Pakar Paparkan Dua Kesalahan Fatal BPKP Dalam Audit Kasus Tom Lembong

- Selasa, 22 Juli 2025 | 16:50 WIB
Pakar Paparkan Dua Kesalahan Fatal BPKP Dalam Audit Kasus Tom Lembong




POLHUKAM.ID - Dosen dan Peneliti Senior Lembaga Penyelidikan Ekonomi dan Masyarakat (LPEM) Universitas Indonesia (UI), Vid Adrison memaparkan dua kesalahan fatal Badan Pengawasan Keuangan dan Pembangunan (BPKP) dalam kasus Tom Lembong.


“Menurut saya ada dua kesalahan fatal.
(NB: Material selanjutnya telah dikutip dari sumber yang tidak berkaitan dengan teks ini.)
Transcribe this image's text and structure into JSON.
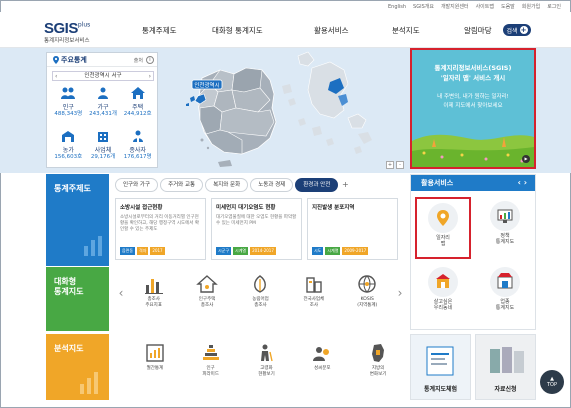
{
  "util_links": [
    "English",
    "SGIS개요",
    "개발지원센터",
    "사이트맵",
    "도움말",
    "회원가입",
    "로그인"
  ],
  "header": {
    "logo_main": "SGIS",
    "logo_plus": "plus",
    "logo_sub": "통계지리정보서비스",
    "nav": [
      "통계주제도",
      "대화형 통계지도",
      "활용서비스",
      "분석지도",
      "알림마당"
    ],
    "search_label": "검색"
  },
  "stats_panel": {
    "title": "주요통계",
    "source": "출처",
    "info": "i",
    "region": "인천광역시 서구",
    "prev": "‹",
    "next": "›",
    "items": [
      {
        "label": "인구",
        "value": "488,343명",
        "icon": "population-icon"
      },
      {
        "label": "가구",
        "value": "243,431개",
        "icon": "household-icon"
      },
      {
        "label": "주택",
        "value": "244,912호",
        "icon": "housing-icon"
      },
      {
        "label": "농가",
        "value": "156,603호",
        "icon": "farm-icon"
      },
      {
        "label": "사업체",
        "value": "29,176개",
        "icon": "business-icon"
      },
      {
        "label": "종사자",
        "value": "176,617명",
        "icon": "worker-icon"
      }
    ]
  },
  "map": {
    "label": "인천광역시",
    "zoom_in": "+",
    "zoom_out": "-"
  },
  "banner": {
    "line1": "통계지리정보서비스(SGIS)",
    "line2": "'일자리 맵' 서비스 개시",
    "line3": "내 주변의, 내가 원하는 일자리!",
    "line4": "이제 지도에서 찾아보세요",
    "pager": "▶"
  },
  "theme_section": {
    "title": "통계주제도",
    "tabs": [
      "인구와 가구",
      "주거와 교통",
      "복지와 문화",
      "노동과 경제",
      "환경과 안전"
    ],
    "active_tab": 4,
    "plus": "+",
    "cards": [
      {
        "title": "소방시설 접근현황",
        "desc": "소방시설로부터의 거리 이동거리별 인구현황을 확인하고, 해당 행정구역 시도에서 확인할 수 있는 주제도",
        "tags": [
          "읍면동",
          "격자",
          "2017"
        ]
      },
      {
        "title": "미세먼지 대기오염도 현황",
        "desc": "대기오염물질에 대한 오염도 현황을 파악할 수 있는 미세먼지 PM",
        "tags": [
          "시군구",
          "시계열",
          "2014-2017"
        ]
      },
      {
        "title": "지진발생 분포지역",
        "desc": "",
        "tags": [
          "시도",
          "시계열",
          "2009-2017"
        ]
      }
    ]
  },
  "interactive_section": {
    "title": "대화형 통계지도",
    "title_line1": "대화형",
    "title_line2": "통계지도",
    "prev": "‹",
    "next": "›",
    "items": [
      {
        "line1": "총조사",
        "line2": "주요지표"
      },
      {
        "line1": "인구주택",
        "line2": "총조사"
      },
      {
        "line1": "농림어업",
        "line2": "총조사"
      },
      {
        "line1": "전국사업체",
        "line2": "조사"
      },
      {
        "line1": "KOSIS",
        "line2": "(지역통계)"
      }
    ]
  },
  "analysis_section": {
    "title": "분석지도",
    "items": [
      {
        "line1": "월간통계",
        "line2": ""
      },
      {
        "line1": "인구",
        "line2": "피라미드"
      },
      {
        "line1": "고령화",
        "line2": "현황보기"
      },
      {
        "line1": "성씨분포",
        "line2": ""
      },
      {
        "line1": "지방의",
        "line2": "변화보기"
      }
    ]
  },
  "services": {
    "title": "활용서비스",
    "arrows": "‹ ›",
    "items": [
      {
        "line1": "일자리",
        "line2": "맵"
      },
      {
        "line1": "정책",
        "line2": "통계지도"
      },
      {
        "line1": "살고싶은",
        "line2": "우리동네"
      },
      {
        "line1": "업종",
        "line2": "통계지도"
      }
    ]
  },
  "bottom_tiles": [
    "통계지도체험",
    "자료신청"
  ],
  "top_button": "TOP",
  "colors": {
    "brand_navy": "#1c3f77",
    "theme_blue": "#1f7bc8",
    "interactive_green": "#48a844",
    "analysis_orange": "#f0a628",
    "highlight_red": "#d6222d"
  }
}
Kesalahan fatal pertama adalah kelebihan bayar, yaitu HPP. Itu tidak dipahami oleh auditor BPKP bahwa yang HPP itu adalah harga minimum untuk pembelian dari petani,” kata Adrison dikutip dari video yang diunggah Instagram @hukum.perubahan, Selasa (22/7/2025).
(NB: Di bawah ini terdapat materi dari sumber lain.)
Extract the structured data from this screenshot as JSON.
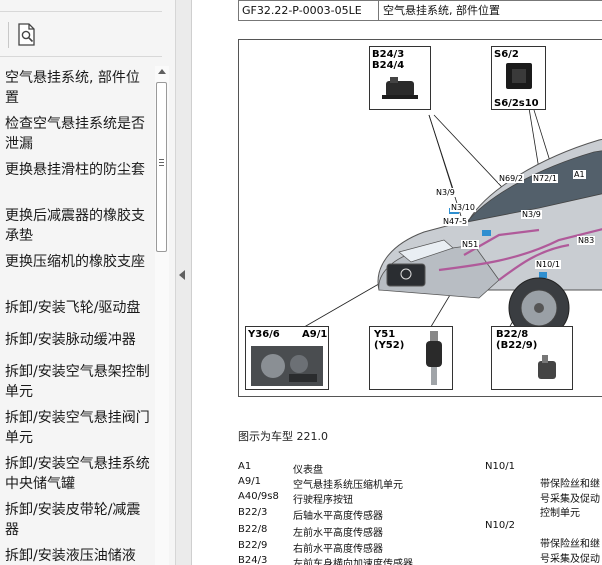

Ketika pabrik membeli, kata dia, akan ada biaya produksi karena profit margin. 


Sehingga tidak mungkin yang dijual itu akan sama dengan harga pembelian. Harga HPP.


“Jadi petani tebu tidak terserap produknya, kemudian tidak ada aktivitas produksi, artinya tidak ada pajak yang dikumpulkan, dan kelangkaan produk mengakibatkan harga mahal. Itu yang poin pertama. Jadi sangat salah dalam mengartikan HPP,” jelasnya.


Selain itu, ia menjelaskan pada dasarnya ada dua kerugian dalam bea cukai.


“Kedua, kerugian dalam bea cukai itu ada dua. Yaitu misklasifikasi dan under invoicing,” terangnya.


Misklasifkasi, kata dia, mengimpor barang A yang tarifnya lebih tinggi terus kemudian report barang B yang lebih rendah. 


Atau saya mengimpor Rp10 M saya declare Rp5 M. Nah itu under invoicing.


“Dalam kasus ini itu tidak terjadi, yang diimpor adalah gula kristal mentah. Dan faktanya adalah gula kritstal mentah,” ucapnya.


“Jadi ketika ditetapkan kerugian negara berdasarkan keuntungan perhitungan. Harusnya, adalah tarif GKP,” tambahnya.


Apakah audit itu dipaksakan, ia mengungkapkan belum pernah melihat kesalahan fatal demikian.


“Jujur, belum pernah saya melihat kesalahan fatal yang besar seperti ini,” ucapnya.


“Jujur iya sangat dipaksakan. Karena ada casenya. Karena apa. Loh, faktanya memang diimpor oleh GKM,” sambungnya.


Ia menjelaskan, faktanya itu diimpor GKM, dan Bea Cukai melihat bahwa ini adalah GKM. 


Mereka tidak boleh menetapkan hal tersebut menjadi GKP.


“Tidak boleh. Harus sesuai dengan barang. Fakta bahwa barang itu sudah dirilis dan diimpor, itu artinya sudah aman. Jika tuntutan ini dikabulkan, maka implikasinya luar biasa,” jelasnya.


“Maka dengan argumentasi yang BPKP, kita mengimpor lebih mahal, yang lebih tinggi tarifnya itu akan menguntungkan keuangan negara. Maka implikasinya adalah tutup seluruh industri di Indonesia,” sambungnya.